Descriptive part: In the area of ​​the cisterns of the base of the brain and the Sylvian fissures on both sides, almost symmetrically, a somewhat uneven thickening of the meninges is detected in the form of additional formations of tissue intensity of the MR signal with signs of intense diffuse-inhomogeneous enhancement on post-contrast tomograms. Symmetrical expansion of the temporal horns of the lateral ventricles with periventricular edema. Internal occlusive hydrocephalus.

CONCLUSION: MR picture of widespread uneven thickening of the meninges in the area of ​​the cerebral cisterns and Sylvian fissures.

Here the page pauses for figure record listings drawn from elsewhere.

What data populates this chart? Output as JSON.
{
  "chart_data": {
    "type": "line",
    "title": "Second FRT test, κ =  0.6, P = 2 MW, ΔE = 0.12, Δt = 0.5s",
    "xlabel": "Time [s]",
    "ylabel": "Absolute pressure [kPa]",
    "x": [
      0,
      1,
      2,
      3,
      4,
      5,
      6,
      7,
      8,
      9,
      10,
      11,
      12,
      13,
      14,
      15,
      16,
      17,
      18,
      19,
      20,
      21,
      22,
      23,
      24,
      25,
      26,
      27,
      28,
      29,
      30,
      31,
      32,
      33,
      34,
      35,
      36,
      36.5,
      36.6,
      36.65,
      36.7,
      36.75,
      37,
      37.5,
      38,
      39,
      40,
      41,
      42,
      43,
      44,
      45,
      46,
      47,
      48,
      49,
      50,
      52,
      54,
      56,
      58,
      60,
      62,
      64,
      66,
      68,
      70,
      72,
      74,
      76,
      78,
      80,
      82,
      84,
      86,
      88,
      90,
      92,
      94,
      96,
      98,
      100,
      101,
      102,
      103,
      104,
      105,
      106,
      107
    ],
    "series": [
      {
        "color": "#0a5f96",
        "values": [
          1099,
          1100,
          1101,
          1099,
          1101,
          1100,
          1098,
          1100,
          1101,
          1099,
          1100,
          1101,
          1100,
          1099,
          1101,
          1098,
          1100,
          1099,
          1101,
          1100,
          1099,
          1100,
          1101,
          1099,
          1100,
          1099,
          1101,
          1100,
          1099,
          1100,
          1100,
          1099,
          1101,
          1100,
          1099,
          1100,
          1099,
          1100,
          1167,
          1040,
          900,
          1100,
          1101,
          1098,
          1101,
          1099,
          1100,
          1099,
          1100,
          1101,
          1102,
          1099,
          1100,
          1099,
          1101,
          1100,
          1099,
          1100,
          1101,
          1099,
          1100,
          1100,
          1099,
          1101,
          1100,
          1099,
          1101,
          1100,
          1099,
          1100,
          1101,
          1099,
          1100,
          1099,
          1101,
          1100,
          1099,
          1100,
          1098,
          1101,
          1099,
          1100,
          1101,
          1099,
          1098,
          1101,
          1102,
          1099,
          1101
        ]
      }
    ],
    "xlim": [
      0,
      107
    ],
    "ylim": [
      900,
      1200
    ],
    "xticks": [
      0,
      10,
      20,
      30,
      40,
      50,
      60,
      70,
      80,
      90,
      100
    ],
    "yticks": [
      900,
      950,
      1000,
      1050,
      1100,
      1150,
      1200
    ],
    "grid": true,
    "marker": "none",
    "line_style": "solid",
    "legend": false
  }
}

Internal occlusive hydrocephalus. (depending on the medical history, differentiate between proliferative meningitis, leptomeningeal metastasis or tumor-lymphoma).

List of used literature and sources

  1. Central Nervous System Tuberculosis: An Imaging-Focused Review of a Reemerging Disease / MS Taheri // Radiology Research and Practice. 2015. - 2015: 202806.
  2. Diagnostic imaging. Brain / Anne G. Osborn, Karen L. Salzman, and Miral D. Jhaveri. 3rd edition. ELSEVIER. Philadelphia, 2021. P.1237. ISBN: 978-0-323-37754-6
  3. Tuberculous meningitis [Electronic resource] / Radiopaedia.org: website. – URL: https://radiopaedia.org/articles/tuberculous-meningitis (05.11.2018)
  4. Diseases of the nervous system: A guide for doctors: / Ed. N. N. Yakhno, D. R. Shtulman. —2nd edition, revised and supplemented. - M.: Medicine, 2001. - p. 744.
  5. Neurology: national guide / ch. ed. E.I. Gusev, A.N. Konovalov, V.I. Skvortsova, A.B. Gekht. – M.: GEOTAR-Media, 2009. – 1035 p.
  6. Federal clinical guidelines for the diagnosis and treatment of tuberculous meningitis in children / I.F. Dovgalyuk, A.A. Starshinova, N.V. Korneva, L.V. Poddubnaya. – Russian Society of Phthisiologists. 2015.